Daily Cyber Threat Brief – Ep. 1087 (March 12, 2026)
Host: Dr. Gerald (Jerry) Auger, Ph.D.
Co-host/Jawjacking: DJ B Sec (Ben Cheryl)
Episode Overview
Today’s Daily Cyber Threat Brief dives into the most pressing cybersecurity news and threats for March 12, 2026. Host Dr. Gerald Auger brings his GRC and security operations expertise to break down news stories for practical, actionable insights. Highlights include breaking news of a devastating wiper malware attack on Stryker Medical, the risks of AI agent misuse, critical vulnerabilities needing immediate patching, and strategic industry news such as Google’s acquisition of Wiz. The podcast’s lively community Q&A further rounds out a content-rich, actionable session for security practitioners, with a signature blend of technical know-how and camaraderie.
Key Segment Breakdown
[12:32] Meta Apps Enhance Scam Protection
- News: Meta (Facebook, Messenger, WhatsApp) is rolling out enhanced scam detection features. Includes suspicious device link alerts (WhatsApp), warnings for suspicious friend requests (Facebook), and expanded AI scam detection for Messenger.
- Insight: Jerry praises measures aimed at non-technical users, aligning it with GRC’s core mission: “Anything that can help general non-technical end users be a little more informed on malicious activity: more to you. Educating end users is core GRC.” [15:15]

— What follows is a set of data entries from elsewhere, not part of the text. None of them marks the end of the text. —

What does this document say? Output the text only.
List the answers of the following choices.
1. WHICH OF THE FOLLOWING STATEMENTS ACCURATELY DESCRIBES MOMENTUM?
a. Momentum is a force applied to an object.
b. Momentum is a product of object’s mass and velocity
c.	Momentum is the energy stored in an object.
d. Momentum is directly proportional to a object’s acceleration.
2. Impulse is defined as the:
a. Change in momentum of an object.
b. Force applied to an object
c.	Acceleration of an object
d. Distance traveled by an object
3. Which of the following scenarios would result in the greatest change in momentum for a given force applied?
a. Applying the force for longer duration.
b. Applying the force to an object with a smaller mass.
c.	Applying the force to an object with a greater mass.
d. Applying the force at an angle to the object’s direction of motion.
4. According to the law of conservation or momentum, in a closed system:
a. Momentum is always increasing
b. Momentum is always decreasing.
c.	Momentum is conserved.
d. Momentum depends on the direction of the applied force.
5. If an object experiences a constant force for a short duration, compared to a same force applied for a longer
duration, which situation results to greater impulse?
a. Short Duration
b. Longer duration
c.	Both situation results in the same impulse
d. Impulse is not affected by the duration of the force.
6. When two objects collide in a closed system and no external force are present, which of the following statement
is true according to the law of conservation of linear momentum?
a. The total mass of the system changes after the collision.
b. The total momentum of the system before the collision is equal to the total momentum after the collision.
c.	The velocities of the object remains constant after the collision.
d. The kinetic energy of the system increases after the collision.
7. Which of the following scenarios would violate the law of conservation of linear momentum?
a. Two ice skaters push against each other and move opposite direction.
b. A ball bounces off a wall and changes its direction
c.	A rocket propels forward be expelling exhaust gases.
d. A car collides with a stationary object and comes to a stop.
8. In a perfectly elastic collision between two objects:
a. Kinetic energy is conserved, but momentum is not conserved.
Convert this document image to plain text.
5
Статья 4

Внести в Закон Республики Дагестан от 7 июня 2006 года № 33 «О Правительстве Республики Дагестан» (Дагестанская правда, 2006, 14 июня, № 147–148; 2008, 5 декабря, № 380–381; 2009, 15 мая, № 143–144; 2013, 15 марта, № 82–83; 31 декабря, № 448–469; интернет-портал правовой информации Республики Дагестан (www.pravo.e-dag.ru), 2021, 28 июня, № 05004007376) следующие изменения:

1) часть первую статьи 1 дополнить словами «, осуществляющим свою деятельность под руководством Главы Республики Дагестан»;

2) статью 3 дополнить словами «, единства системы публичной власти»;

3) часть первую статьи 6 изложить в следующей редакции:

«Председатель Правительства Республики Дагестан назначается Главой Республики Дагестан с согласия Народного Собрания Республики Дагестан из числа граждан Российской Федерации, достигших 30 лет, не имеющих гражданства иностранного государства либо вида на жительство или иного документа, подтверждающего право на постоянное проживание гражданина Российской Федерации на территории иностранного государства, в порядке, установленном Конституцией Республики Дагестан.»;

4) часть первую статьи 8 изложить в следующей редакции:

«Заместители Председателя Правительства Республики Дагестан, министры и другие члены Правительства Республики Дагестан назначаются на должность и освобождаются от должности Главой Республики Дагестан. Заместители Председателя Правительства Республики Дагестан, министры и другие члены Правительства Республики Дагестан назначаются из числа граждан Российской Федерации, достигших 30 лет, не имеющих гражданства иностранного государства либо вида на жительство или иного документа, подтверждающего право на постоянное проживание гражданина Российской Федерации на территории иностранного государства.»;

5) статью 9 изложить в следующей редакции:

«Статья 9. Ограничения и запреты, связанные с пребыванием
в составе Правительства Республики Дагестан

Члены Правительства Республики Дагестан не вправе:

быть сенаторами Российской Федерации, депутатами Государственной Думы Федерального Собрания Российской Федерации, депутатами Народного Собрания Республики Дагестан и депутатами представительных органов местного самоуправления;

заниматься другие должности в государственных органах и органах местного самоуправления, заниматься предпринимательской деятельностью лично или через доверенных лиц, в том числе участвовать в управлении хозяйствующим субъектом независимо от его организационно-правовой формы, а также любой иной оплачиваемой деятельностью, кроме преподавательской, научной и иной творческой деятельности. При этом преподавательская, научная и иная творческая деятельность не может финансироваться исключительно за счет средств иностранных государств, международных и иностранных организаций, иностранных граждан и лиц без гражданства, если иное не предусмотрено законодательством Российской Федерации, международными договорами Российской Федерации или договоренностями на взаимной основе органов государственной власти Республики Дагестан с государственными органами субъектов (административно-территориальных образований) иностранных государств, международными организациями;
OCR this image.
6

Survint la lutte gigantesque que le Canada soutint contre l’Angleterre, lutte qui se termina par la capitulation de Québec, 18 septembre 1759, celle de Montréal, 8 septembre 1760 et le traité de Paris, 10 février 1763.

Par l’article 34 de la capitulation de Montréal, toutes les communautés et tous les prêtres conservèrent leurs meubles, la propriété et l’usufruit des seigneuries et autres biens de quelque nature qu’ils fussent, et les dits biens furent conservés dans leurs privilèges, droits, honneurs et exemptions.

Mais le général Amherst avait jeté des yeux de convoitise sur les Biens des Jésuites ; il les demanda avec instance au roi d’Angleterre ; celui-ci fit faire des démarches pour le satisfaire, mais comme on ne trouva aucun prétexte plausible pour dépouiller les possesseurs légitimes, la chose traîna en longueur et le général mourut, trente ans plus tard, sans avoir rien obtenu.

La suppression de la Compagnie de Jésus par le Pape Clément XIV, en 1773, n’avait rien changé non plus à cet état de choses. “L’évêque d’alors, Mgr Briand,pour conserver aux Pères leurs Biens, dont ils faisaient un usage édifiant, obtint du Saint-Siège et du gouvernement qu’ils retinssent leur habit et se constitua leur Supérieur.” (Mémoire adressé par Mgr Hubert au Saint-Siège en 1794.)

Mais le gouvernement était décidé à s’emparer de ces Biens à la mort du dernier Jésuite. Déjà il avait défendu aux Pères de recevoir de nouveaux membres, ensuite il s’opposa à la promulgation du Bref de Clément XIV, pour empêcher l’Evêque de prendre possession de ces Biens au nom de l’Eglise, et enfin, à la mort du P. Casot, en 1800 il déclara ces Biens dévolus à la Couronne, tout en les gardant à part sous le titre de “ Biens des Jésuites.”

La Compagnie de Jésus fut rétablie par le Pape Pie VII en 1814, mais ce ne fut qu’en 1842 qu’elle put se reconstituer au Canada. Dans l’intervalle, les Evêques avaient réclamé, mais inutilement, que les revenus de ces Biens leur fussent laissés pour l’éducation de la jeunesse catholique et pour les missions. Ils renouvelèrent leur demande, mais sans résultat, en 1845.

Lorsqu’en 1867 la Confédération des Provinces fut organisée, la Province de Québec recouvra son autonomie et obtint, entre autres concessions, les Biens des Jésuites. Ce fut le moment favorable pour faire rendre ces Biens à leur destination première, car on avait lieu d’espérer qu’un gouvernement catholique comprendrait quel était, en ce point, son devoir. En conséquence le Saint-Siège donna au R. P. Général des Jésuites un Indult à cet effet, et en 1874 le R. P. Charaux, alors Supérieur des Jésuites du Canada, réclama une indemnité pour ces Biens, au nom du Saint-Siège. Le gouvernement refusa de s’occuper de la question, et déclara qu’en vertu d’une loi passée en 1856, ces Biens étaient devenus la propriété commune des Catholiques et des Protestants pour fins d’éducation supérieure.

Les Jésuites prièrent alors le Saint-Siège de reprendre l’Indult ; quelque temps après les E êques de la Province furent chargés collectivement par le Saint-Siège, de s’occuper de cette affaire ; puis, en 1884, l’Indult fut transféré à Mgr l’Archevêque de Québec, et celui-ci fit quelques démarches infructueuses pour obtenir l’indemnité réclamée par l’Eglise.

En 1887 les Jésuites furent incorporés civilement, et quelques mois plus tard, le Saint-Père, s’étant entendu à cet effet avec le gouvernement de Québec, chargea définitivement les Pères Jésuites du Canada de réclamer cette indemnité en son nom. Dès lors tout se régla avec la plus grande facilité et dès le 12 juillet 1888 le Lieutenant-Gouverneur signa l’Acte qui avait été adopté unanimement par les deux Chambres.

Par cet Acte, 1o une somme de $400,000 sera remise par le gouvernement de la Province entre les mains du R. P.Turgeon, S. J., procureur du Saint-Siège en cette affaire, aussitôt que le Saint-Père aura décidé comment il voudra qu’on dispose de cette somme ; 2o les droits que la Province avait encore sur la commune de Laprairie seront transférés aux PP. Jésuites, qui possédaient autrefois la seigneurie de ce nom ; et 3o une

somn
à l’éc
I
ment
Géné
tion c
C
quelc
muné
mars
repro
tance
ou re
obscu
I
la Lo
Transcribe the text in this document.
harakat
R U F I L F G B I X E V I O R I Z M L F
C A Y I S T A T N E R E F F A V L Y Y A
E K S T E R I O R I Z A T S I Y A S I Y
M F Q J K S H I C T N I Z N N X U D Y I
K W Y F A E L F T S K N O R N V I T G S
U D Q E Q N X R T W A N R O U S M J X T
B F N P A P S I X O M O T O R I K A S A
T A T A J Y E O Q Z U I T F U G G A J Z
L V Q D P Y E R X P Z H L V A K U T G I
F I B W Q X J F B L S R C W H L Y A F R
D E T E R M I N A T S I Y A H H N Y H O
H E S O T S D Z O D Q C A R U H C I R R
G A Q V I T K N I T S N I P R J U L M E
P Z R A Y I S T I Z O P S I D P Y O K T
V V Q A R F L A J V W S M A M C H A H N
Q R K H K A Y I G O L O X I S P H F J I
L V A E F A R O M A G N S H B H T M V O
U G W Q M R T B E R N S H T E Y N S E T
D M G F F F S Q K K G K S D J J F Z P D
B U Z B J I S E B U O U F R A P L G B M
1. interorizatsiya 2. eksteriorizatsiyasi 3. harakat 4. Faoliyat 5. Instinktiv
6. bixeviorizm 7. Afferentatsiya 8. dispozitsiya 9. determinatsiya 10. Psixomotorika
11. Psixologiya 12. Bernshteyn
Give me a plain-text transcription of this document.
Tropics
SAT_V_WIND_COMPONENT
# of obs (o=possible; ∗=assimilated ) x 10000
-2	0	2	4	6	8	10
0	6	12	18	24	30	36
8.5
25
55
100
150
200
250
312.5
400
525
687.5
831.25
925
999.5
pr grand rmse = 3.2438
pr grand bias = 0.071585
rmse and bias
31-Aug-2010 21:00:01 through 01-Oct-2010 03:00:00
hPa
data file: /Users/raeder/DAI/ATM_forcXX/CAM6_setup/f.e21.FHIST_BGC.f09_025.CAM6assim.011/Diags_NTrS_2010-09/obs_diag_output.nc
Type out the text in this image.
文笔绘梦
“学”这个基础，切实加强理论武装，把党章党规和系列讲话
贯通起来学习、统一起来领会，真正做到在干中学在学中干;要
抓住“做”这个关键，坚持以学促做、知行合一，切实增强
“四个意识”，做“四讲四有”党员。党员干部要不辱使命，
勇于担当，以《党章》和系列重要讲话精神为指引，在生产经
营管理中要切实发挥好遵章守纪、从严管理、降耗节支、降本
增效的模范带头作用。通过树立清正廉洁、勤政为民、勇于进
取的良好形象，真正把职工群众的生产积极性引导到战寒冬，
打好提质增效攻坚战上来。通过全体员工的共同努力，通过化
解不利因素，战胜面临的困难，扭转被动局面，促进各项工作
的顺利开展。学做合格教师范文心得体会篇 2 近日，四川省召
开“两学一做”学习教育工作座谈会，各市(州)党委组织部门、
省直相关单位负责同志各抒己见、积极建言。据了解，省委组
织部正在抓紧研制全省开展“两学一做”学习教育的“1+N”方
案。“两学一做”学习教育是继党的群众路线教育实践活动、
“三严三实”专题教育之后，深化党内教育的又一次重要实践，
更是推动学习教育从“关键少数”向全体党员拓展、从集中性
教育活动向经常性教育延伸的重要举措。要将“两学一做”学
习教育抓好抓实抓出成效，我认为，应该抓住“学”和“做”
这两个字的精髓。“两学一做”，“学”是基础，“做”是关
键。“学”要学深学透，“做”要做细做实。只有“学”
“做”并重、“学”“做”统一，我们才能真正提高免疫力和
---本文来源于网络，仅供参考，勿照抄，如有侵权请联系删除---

- Practical Advice: Even if your org doesn’t use these apps, use this as a hook in security awareness for boosting vigilance across workplace comms (Teams, email, etc.): “Demonstrate security best practices for personal gain… That’s how the programming works in human beings.” [16:22]
- Memorable Quote: “Anything to help the Aunt Dorotheas of the world be more informed, I’m for it.” [13:45]
[17:53] Google Finalizes $32B Wiz Acquisition
- News: Google acquired cloud security unicorn Wiz for $32 billion, its largest deal to date. Wiz will integrate into Google Cloud but continue multi-cloud support (AWS, Azure, Oracle).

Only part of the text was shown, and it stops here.